By Dan Smith
Since Smith Publicity was founded in 1997, every year in the book publishing and book marketing industries has been marked by one constant theme: change. Like many industries, and perhaps more so than most, the book world underwent a massive transformation via the convergence of technology and market changes.
A snapshot from 1997: Press releases were distributed via mail or broadcast fax, media databases consisted of gigantic printed directories, self-publishing was a curious endeavor just starting to raise eyebrows, social networking consisted of actually talking with people at a coffee shop or cocktail reception, and the “big houses” of publishing were still kings and the ultimate literary gatekeepers.
Seems like a different world, doesn’t it?
So here are a few predictions I have for 2015 as it relates to the book industry and book publicity.
- Social media and traditional publicity continue merging from co-existence to cooperative marketing. The rapid evolution of social media made some old school publicists nervous, and prompted overstated predictions from online gurus. Social networking replacing traditional publicity? Didn’t happen and won’t happen. The trend, which will continue through 2015, is the seamless implementation of traditional marketing and social media in book promotion. It won’t be an either-or proposition; both will be used more and more.
I still maintain that in most cases, a book can’t be effectively promoted through only social media, but can be through traditional media outreach.
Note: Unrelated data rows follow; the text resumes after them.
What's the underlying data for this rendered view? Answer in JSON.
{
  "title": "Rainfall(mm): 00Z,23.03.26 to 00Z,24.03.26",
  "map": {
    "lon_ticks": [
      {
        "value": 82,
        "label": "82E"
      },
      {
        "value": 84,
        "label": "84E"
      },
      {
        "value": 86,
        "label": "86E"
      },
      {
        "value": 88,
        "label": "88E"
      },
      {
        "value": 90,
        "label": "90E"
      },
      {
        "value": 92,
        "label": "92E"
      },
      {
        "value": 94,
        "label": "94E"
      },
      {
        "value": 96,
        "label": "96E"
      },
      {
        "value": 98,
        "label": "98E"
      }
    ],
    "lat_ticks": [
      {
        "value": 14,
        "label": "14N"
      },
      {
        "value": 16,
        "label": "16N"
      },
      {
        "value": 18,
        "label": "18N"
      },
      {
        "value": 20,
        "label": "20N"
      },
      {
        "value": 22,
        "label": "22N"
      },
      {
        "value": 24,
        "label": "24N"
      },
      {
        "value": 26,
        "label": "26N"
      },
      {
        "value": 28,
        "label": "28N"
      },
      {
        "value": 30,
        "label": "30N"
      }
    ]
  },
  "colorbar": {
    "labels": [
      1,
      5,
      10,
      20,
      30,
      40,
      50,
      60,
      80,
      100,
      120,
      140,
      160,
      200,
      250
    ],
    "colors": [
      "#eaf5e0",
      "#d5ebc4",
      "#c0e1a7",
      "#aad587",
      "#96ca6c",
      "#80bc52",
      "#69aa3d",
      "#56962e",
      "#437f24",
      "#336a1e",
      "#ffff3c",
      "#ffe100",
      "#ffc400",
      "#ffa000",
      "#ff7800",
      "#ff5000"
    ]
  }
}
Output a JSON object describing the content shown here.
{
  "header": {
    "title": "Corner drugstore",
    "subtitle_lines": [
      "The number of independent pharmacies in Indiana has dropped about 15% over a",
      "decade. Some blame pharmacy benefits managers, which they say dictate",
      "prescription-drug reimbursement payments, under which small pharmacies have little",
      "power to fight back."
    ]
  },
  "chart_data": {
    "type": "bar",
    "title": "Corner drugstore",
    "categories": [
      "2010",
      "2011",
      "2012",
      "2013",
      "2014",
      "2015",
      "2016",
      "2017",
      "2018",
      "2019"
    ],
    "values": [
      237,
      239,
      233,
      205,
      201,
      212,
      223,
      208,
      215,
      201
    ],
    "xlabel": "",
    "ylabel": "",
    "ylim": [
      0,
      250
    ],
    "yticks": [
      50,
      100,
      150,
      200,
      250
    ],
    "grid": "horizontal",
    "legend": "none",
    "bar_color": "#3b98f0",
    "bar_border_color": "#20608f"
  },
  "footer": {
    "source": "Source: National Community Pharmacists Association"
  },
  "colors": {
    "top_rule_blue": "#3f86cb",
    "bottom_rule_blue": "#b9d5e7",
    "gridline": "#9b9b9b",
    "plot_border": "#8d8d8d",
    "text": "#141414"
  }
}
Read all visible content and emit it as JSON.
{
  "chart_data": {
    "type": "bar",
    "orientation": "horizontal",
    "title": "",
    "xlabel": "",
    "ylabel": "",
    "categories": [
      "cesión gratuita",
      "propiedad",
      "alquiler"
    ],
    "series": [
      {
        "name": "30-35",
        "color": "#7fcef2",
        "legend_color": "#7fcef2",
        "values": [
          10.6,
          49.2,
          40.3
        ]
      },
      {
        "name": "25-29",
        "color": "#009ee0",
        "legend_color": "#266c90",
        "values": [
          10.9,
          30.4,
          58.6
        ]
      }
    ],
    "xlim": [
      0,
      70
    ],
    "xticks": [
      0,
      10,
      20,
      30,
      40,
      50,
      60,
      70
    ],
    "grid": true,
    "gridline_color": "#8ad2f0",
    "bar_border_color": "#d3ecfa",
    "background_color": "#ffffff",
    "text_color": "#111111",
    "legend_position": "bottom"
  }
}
However, the best book marketing includes both traditional publicity and proactive social media elements.
- Book marketing services offered by self-publishing companies will continue to expand. As the number of self-published books has skyrocketed, new publishing companies are popping up to take advantage of this boom. But it isn’t just about publishing books. Many self-publishing companies make a good percentage of their revenue by up-selling services, such as marketing. This will continue to expand in 2015. The allure of one-stop shopping can be attractive, with everything from editing and production to marketing done in one place. As with any service, authors should conduct their due diligence and determine if an outside publicity agency can do a more effective job of marketing their books than a publishing company.
- Media reliance upon authors and publicists will continue to increase. While staff reductions and closings of newspapers and magazines have slowed, most traditional media outlets are still running on very tight budgets and limited staff, struggling to maintain relevancy in an online-crazy world. If you’re worried about rejections when pitching your book to an editor or producer, remember one thing – they need you as much as you need them. This certainly doesn’t mean you’ll be booked on every show you pitch or featured in every print outlet you contact, but it should help put you in a positive mindset for media outreach.
- Radio establishes itself (again) as a mandatory aspect of most publicity campaigns. Talk radio has long been an author and publicist’s trusted friend. The most approachable and responsive media type, radio interviews were typically a mainstay of book publicity campaigns. In recent years, I’ve heard more and more authors downplay radio interviews, essentially classifying them as the “old” way of promoting a book, and not nearly as effective, exciting or potentially rewarding as social media. As the social media revolution reaches a tipping point in 2015, good old radio will once again be considered essential.
- Book-to-screen services hit a wall in 2015. More and more self-publishers and other companies offer “Hollywood” packages for authors in which a film treatment and/or screenplay for a book is developed and pitched to producers, usually at a very hefty price. While I advise authors to consider all marketing options, the book-to-screen service becomes a numbers game. You can see books catch fire and make bestselling lists, but how many have you heard of that actually became films? The ones that do become films are usually discovered by Hollywood, not the result of a pitch.